Labour’s meekness on Palestine forebodes a timid foreign policy

By Bradley Bernard
Chief Leader Writer

WHEN can we call a spade a spade?

When a nation’s Finance Minister calls himself a “fascist homophobe”, perhaps?

When said country elects the most right-wing coalition it its history, which includes a Kahanist party?

Or how about when one of the world’s leading human rights organisations does label a country as such?

For Sir Keir Starmer’s Labour Party, it’s not enough.

Left-wing MP Kim Johnson was this week forced into a grovelling apology for suggesting Israel’s government was “fascist” during Prime Minister’s Questions.

Party officials were soon briefing that her comments were “absolutely unacceptable”, with reports suggesting she had to make her case in front of the chief whip.

“I would like to apologise unreservedly for the intemperate language that I used during PMQs,” Johnson later said. 

“I was wrong to use the term ‘fascist’ in relation to the Israeli government and understand why this was particularly insensitive given the history of the State of Israel.

“And while there are far-right elements in the government, I recognise that the use of the term in this context was wrong. I would also like to apologise for the use of the term ‘apartheid state’. While I was quoting accurately Amnesty’s description, I recognise this is insensitive and I’d like to withdraw it.” 

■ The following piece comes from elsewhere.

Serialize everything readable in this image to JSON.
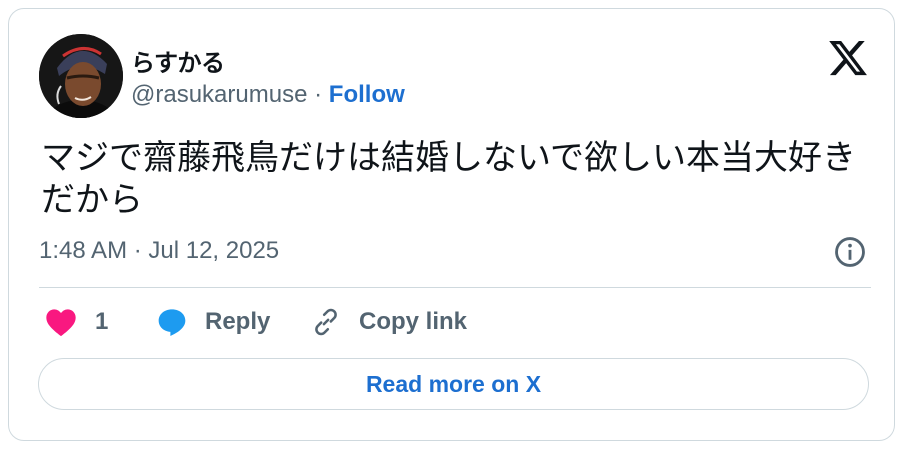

And it’s this last line which is particularly disturbing, from a free speech perspective if nothing else.

While, as above, one of the nation’s ministers labelled himself a fascist and the government is undeniably far-right, Amnesty International has literally called Israel an “apartheid state”.

In a statement after the incident, Amnesty UK said that “leading human rights organisations, UN experts and a growing number of countries” recognised that Israel is operating a “system clearly amounting to the crime of apartheid under international law”. 

“While successive UK governments have rightly condemned killings of both Palestinian and Israeli civilians, the UK has abjectly failed to hold the Israeli authorities to account for their grave and systematic breaches of international law stretching back decades,” they added, calling on both Starmer and the Prime Minister to read their report into human rights violations in the region.

Language is important, of course. One can see why the term “fascist” may be, if delivered with a certain malice or with ill intention, be “insensitive”, as Johnson puts it.

But her comments were not racist, nor discriminatory, nor delivered with any evil intention towards any minority. She was describing a far-right government.

Over in the US, House Republicans are using Ilhan Omar’s criticisms of Israel to remove her from the Foreign Affairs Committee.

There, Democrats are at least defending their fellow member against these accusations.

In power, will Labour have the guts to stand up for Palestinians, or be too fearful of the backlash and potential accusations levelled at Jeremy Corbyn?

Labour seem too focused on trying to banish the spectre of the leader’s predecessor to see the wood for the trees.